E’ un ragazzo molto tranquillo, uno che non chiede troppo al team. Direi che si è trovato in un ambiente in cui tutti hanno avuto la massima fiducia verso di lui, al 100 per cento. Ha trovato la serenità, e credo che questa sia la parola perfetta, per andare alle corse al meglio delle sue possibilità. 

Guardando ai risultati si può dire che la sua forza è stata la costanza. 

Il suo obiettivo stagionale era il Giro d’Italia, dal quale è uscito con una top 10 di tutto rispetto. La chiave è stata proprio la costanza: considerate che al primo arrivo in salita a Oropa è arrivato sesto, e alla tappa del Grappa nono. Anche una volta rientrato al Czech Tour e poi a Burgos ha mantenuto il trend positivo, con un sesto e un quinto posto nella generale. Storer ha trovato l’ambiente giusto, con compagni e staff ha una bella intesa.
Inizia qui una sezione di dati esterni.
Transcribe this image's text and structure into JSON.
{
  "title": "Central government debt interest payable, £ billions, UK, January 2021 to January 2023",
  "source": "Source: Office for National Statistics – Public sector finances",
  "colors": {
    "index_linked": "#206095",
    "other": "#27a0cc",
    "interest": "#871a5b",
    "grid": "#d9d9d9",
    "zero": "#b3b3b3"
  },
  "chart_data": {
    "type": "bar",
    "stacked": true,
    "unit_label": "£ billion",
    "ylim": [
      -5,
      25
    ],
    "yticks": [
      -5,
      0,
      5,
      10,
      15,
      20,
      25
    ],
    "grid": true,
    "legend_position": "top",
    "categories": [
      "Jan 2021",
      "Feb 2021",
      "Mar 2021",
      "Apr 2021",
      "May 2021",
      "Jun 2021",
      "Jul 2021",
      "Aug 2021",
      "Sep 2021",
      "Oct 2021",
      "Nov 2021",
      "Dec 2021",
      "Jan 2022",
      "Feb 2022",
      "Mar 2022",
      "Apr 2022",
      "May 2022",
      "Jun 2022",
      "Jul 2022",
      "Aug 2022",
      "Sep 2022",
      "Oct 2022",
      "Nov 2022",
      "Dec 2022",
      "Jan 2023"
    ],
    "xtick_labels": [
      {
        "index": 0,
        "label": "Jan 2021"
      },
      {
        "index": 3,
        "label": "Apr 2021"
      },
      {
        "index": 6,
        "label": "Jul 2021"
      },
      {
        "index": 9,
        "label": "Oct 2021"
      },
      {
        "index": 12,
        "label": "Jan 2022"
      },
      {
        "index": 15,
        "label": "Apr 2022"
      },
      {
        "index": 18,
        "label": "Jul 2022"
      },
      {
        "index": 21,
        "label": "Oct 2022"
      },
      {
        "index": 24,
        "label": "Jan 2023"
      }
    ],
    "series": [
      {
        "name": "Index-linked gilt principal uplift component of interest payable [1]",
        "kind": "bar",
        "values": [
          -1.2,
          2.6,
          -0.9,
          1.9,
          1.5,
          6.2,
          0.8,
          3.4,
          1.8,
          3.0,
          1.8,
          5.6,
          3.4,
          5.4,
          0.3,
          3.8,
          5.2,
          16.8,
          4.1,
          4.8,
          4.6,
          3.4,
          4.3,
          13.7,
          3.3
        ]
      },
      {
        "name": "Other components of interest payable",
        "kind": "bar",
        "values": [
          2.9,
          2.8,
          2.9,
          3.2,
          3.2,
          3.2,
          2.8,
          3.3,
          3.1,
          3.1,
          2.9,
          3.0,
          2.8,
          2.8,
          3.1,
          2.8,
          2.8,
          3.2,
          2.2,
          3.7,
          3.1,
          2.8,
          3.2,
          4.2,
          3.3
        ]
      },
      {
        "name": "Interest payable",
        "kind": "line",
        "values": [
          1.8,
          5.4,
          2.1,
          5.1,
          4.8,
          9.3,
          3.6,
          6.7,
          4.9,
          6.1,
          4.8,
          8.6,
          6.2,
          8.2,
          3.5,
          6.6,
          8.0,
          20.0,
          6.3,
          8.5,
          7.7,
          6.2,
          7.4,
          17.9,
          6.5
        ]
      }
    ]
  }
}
E questo gli ha permesso di essere sempre performante, dal primo febbraio ad ora. 

In salita Storer è sempre stato con i migliori, pagando solamente pochi secondi dai primi
In salita Storer è sempre stato con i migliori, pagando solamente pochi secondi dai primi
Si è visto, considerando anche il 13° posto al Lombardia…

Sulla Colma di Sormano insieme a Pogacar, Evenepoel e Mas c’era anche lui. In salita è uno dei primi e lo si è visto anche al Giro. Alla corsa rosa quando c’era selezione lui era lì con i primi. Un conto è arrivare decimo di rincorsa, un altro conto è arrivare decimo perché ci sei e reggi il confronto. 
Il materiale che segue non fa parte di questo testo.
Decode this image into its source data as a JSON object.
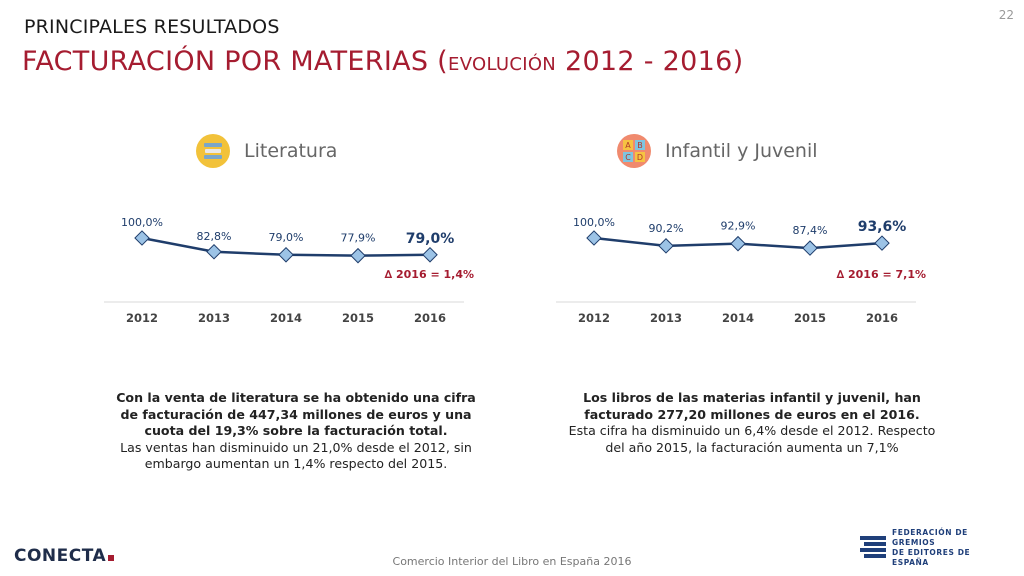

Nel 2024 ha curato per la prima volta la classifica in una corsa di tre settimane, cosa gli manca per fare un ulteriore step?

Il suo più grande tallone d’Achille è la cronometro. Deve migliorare tanto nella posizione e nel fare sacrifici a casa allenandosi parecchio in questa disciplina. Se guardo ai minuti persi nelle due cronometro al Giro mi sento male. Per fortuna ha ampi margini di miglioramento, anche in altri punti.

Il suo vero punto debole è la cronometro, sulla quale dovrà lavorare in vista del 2025
Il suo vero punto debole è la cronometro, sulla quale dovrà lavorare in vista del 2025
Quali?

La posizione in gruppo è uno di questi. A volte corre troppo indietro e spende molto per risalire e riportarsi nelle prime posizioni. Storer ha un grande margine di crescita, per questo siamo molto fiduciosi. In più con l’arrivo di corridori forti ed esperti come Alaphilippe e Hirschi avrà modo di crescere e imparare da loro. Siamo contenti del team che si sta andando a formare e non vedo l’ora di lavorarci insieme. Ma prima le meritate vacanze.